My peeve is this: when did wedding crowds forget how to dance?
Now I've never been the sort to dance. I never did get the "shake yer booty" disco thang. Pointless and mindless. Nevertheless, many years ago I worked with a guy who was a qualified ballroom dance instructor, and he ran extremely cheap ballroom dancing lessons. Of coourse as soon as Mrs. Pseudo found out about this, she dragged me kicking and screaming to his ballroom dance classes. And though I never wanted to be there, I have to admit that I ultimately ENJOYED the classes. So I learned how to waltz, foxtrot, and tango, and enjoyed it.
Today, I still wouldn't venture onto a dance floor to shake my booty - but I would jump onto a dance floor for a proper waltz.
Which brings me back to my peeve: when did wedding dances cease to be waltzes and other formal steps, and morph into the pseudo-disco moves?
Tonight we had disco, we had current popular music, we had the sort of sh!t that the ladies all do group formation dances to (Aretha Franklin, Blues Brothers, Madison, etc) but was there so much as ONE proper waltz?
When did the bridal waltz devolve from a proper three-step dance into a back-and-forth shuffle to an arbitrary slow-beat pop song?

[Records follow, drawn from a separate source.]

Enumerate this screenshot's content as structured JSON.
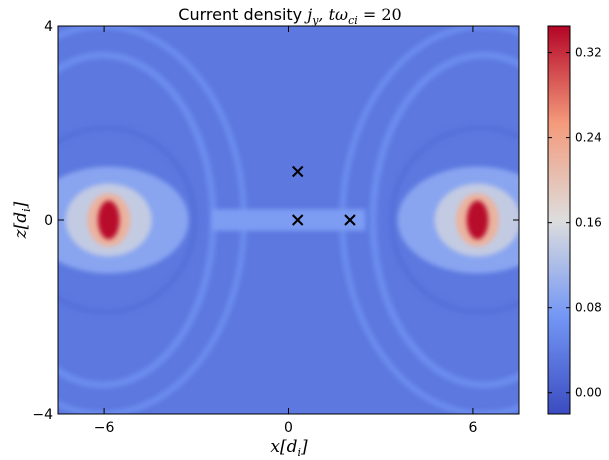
{
  "chart_data": {
    "type": "heatmap",
    "title": "Current density j_y, tω_ci = 20",
    "title_main": "Current density ",
    "title_math": "j",
    "title_sub": "y",
    "title_t": ", tω",
    "title_t_sub": "ci",
    "title_eq": " = 20",
    "xlabel": "x[d_i]",
    "xlabel_main": "x[d",
    "xlabel_sub": "i",
    "xlabel_close": "]",
    "ylabel": "z[d_i]",
    "ylabel_main": "z[d",
    "ylabel_sub": "i",
    "ylabel_close": "]",
    "xlim": [
      -7.5,
      7.5
    ],
    "ylim": [
      -4,
      4
    ],
    "x_ticks": [
      -6,
      0,
      6
    ],
    "x_tick_labels": [
      "−6",
      "0",
      "6"
    ],
    "y_ticks": [
      -4,
      0,
      4
    ],
    "y_tick_labels": [
      "−4",
      "0",
      "4"
    ],
    "colormap": "coolwarm",
    "colorbar": {
      "range": [
        -0.02,
        0.345
      ],
      "ticks": [
        0.0,
        0.08,
        0.16,
        0.24,
        0.32
      ],
      "tick_labels": [
        "0.00",
        "0.08",
        "0.16",
        "0.24",
        "0.32"
      ]
    },
    "markers": {
      "symbol": "x",
      "color": "#000000",
      "points": [
        {
          "x": 0.3,
          "z": 1.0
        },
        {
          "x": 0.3,
          "z": 0.0
        },
        {
          "x": 2.0,
          "z": 0.0
        }
      ]
    },
    "features": {
      "background_level": 0.035,
      "current_sheet": {
        "z": 0.0,
        "half_thickness": 0.22,
        "x_extent": [
          -2.5,
          2.5
        ],
        "level": 0.08
      },
      "peaks": [
        {
          "x": -5.85,
          "z": 0.0,
          "level": 0.34
        },
        {
          "x": 6.15,
          "z": 0.0,
          "level": 0.34
        }
      ]
    }
  }
}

I'd have gone to the DJ and requested a proper waltz tune like Strauss's Blue Danube, but I know from experience that the DJ would simply have stared at me, slack jawed, knowing not what I had asked about. So really why bother. All one can do is slink in the shadows, watching the nouveau-trendy jump back-and-forth in a vague rhythm to some mondo-popular pop tune, thoroughly ignorant of the joys of a proper waltz in the arms of a partner that one holds in esteem.
Forphuxsake, even the common party dances are unheard of: do you think anyone in the room could perform a simple conga line? Hell no: An invitation to grab someone's hips is evidently an invitation to shuffle forward, left right left right to the vague beat of some current pop song. Little wonder that a simple foxtrot is beyond these heathens.
And so here I am, back at home, reclining in bed with the laptop on and typing my thoughts, Parts of Tchaikovsky's Nutcracker running through my head, and lamenting the fact that no bugger knows how to enjoy it properly anymore.
And yeah, I've drunk way too much and I'm rambling. Sod you all and goodnight.